U.S. President Joe Biden and his Chinese counterpart Xi Jinping held their first telephone call as leaders. The call took place on the evening of Feb. 10 in the U.S. and just hours after Biden announced the creation of a U.S. Department of Defense China Task Force to help craft the United States’ strategic approach to Beijing.
“President Biden underscored his fundamental concerns about Beijing’s coercive and unfair economic practices, a crackdown in Hong Kong, human rights abuses in Xinjiang, and increasingly assertive actions in the region, including toward Taiwan,” the White House said in a statement.
Xi told Biden that confrontation would be a “disaster” and the two sides should re-establish the means to avoid misjudgments, according to the Chinese foreign ministry’s account of the call.
The Chinese leader maintained a hardline tone regarding Hong Kong, Xinjiang, and Taiwan, which Xi told Biden were matters of “sovereignty and territorial integrity” that he hopes the United States will approach cautiously.
The White House said the leaders also discussed how to tackle the coronavirus pandemic and climate change, and to prevent the proliferation of weapons.
“President Biden affirmed his priorities of protecting the American people’s security, prosperity, health, and way of life, and preserving a free and open Indo-Pacific,” the White House said in its public account of the discussion.
The Taiwanese (Republic of China) government, which has complained of the mainland’s repeated military drills near the CCP-claimed democratic island, thanked President Biden for expressing his concern.
Saber-rattling in Beijing
The telephone call was the first call between Xi and a U.S. president since the Chinese leader spoke with former President Donald Trump last March.
During the Trump administration, the United States launched a series of actions against the People’s Republic of China (PRC), including a trade war, sanctions against Chinese officials and firms perceived to be security threats, and challenging Beijing’s territorial claims in the South China Sea.
Biden had called Xi a “thug” during the presidential campaign and vowed to lead an international effort to “pressure, isolate and punish China.” The president also said in early February that Beijing is Washington’s “most serious competitor”, and his administration has indicated it will broadly continue the tough approach taken by the previous administration.
At the same time, the Biden cabinet has softened its diplomatic rhetoric in some respects, such as dropping the “China Challenge” advocated by Trump’s secretary of state Mike Pompeo from the State Department website and rolling back a proposed blanket restriction on the CCP-run Confucius Institutes. Thus far, Biden administration officials have not made direct mention of the Chinese Communist Party, a notable contrast with Pompeo’s stated aim of distinguishing between the Party and the Chinese nation.

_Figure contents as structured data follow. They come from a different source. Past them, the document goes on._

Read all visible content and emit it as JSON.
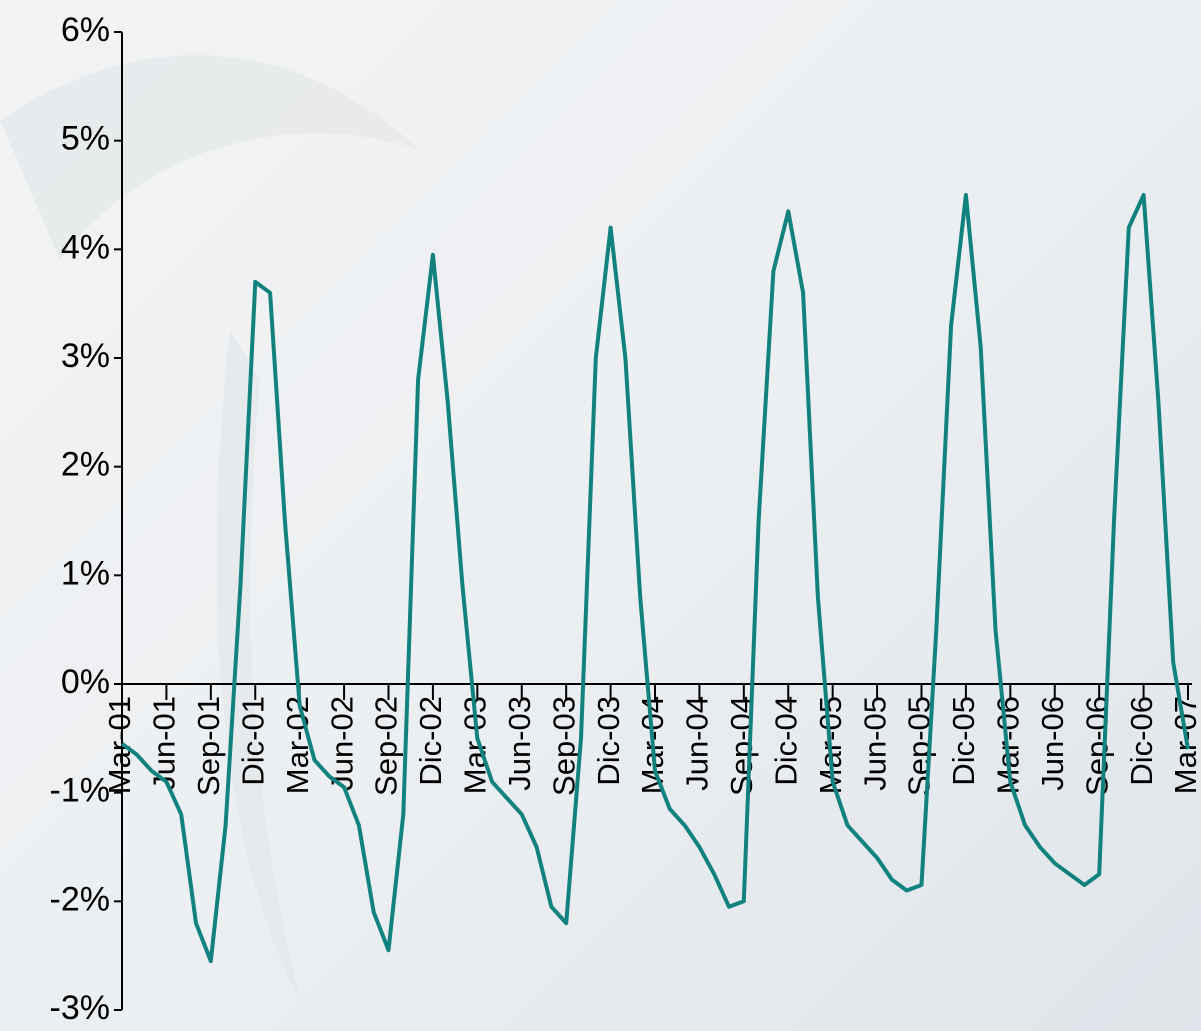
{
  "chart_data": {
    "type": "line",
    "categories": [
      "Mar-01",
      null,
      null,
      "Jun-01",
      null,
      null,
      "Sep-01",
      null,
      null,
      "Dic-01",
      null,
      null,
      "Mar-02",
      null,
      null,
      "Jun-02",
      null,
      null,
      "Sep-02",
      null,
      null,
      "Dic-02",
      null,
      null,
      "Mar-03",
      null,
      null,
      "Jun-03",
      null,
      null,
      "Sep-03",
      null,
      null,
      "Dic-03",
      null,
      null,
      "Mar-04",
      null,
      null,
      "Jun-04",
      null,
      null,
      "Sep-04",
      null,
      null,
      "Dic-04",
      null,
      null,
      "Mar-05",
      null,
      null,
      "Jun-05",
      null,
      null,
      "Sep-05",
      null,
      null,
      "Dic-05",
      null,
      null,
      "Mar-06",
      null,
      null,
      "Jun-06",
      null,
      null,
      "Sep-06",
      null,
      null,
      "Dic-06",
      null,
      null,
      "Mar-07"
    ],
    "series": [
      {
        "color": "#12827f",
        "values": [
          -0.55,
          -0.65,
          -0.8,
          -0.9,
          -1.2,
          -2.2,
          -2.55,
          -1.3,
          0.9,
          3.7,
          3.6,
          1.5,
          -0.2,
          -0.7,
          -0.85,
          -0.95,
          -1.3,
          -2.1,
          -2.45,
          -1.2,
          2.8,
          3.95,
          2.6,
          0.9,
          -0.5,
          -0.9,
          -1.05,
          -1.2,
          -1.5,
          -2.05,
          -2.2,
          -0.5,
          3.0,
          4.2,
          3.0,
          0.8,
          -0.8,
          -1.15,
          -1.3,
          -1.5,
          -1.75,
          -2.05,
          -2.0,
          1.5,
          3.8,
          4.35,
          3.6,
          0.8,
          -0.9,
          -1.3,
          -1.45,
          -1.6,
          -1.8,
          -1.9,
          -1.85,
          0.5,
          3.3,
          4.5,
          3.1,
          0.5,
          -0.9,
          -1.3,
          -1.5,
          -1.65,
          -1.75,
          -1.85,
          -1.75,
          1.5,
          4.2,
          4.5,
          2.6,
          0.2,
          -0.6
        ]
      }
    ],
    "ylim": [
      -3,
      6
    ],
    "yticks": [
      {
        "value": -3,
        "label": "-3%"
      },
      {
        "value": -2,
        "label": "-2%"
      },
      {
        "value": -1,
        "label": "-1%"
      },
      {
        "value": 0,
        "label": "0%"
      },
      {
        "value": 1,
        "label": "1%"
      },
      {
        "value": 2,
        "label": "2%"
      },
      {
        "value": 3,
        "label": "3%"
      },
      {
        "value": 4,
        "label": "4%"
      },
      {
        "value": 5,
        "label": "5%"
      },
      {
        "value": 6,
        "label": "6%"
      }
    ],
    "grid": false
  }
}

A senior White House official noted there was a growing concern regarding China’s recent saber-rattling, including recent “unprecedented economic attacks” towards Australia and “aggressive actions” against Taiwan.
Chinese People’s Liberation Army (PLA) warplanes entered Taiwan’s air defense zone just after Biden’s inauguration and simulated missile attacks on the USS Theodore Roosevelt aircraft carrier in the South China Sea.
“I made clear the U.S. will…hold Beijing accountable for its abuses of the international system,” U.S. Secretary of State Antony Blinken wrote on Twitter following the Biden-Xi call. In response, Blinken’s counterpart in Beijing, Yang Jiechi, warned the U.S. not to interfere in Hong Kong and Xinjiang, saying “no one can stop the great rejuvenation of the Chinese nation”.
New Targeted Restrictions
A senior White House official said the call came at a time when the United States believed it was in a position of strength, after consultations with allies and partners, to layout core concerns about China’s “aggressive activities and abuses”.
The Biden administration will look in coming months at adding “new targeted restrictions” on certain sensitive technology exports to China in cooperation with allies and partners, the official said. The official also said there would be no quick moves to lift the tariffs the former Trump administration left in place against Chinese imports.
The Biden-Xi call came after Blinken spoke by phone with Yang last week. That was the first announced high-level exchange between top diplomats from the two countries since former Secretary of State Mike Pompeo met Yang in Hawaii last June.
In his call, Blinken said Washington would stand up for human rights in Xinjiang, Tibet, and Hong Kong – all issues Yang had days earlier said the United States should stay out of.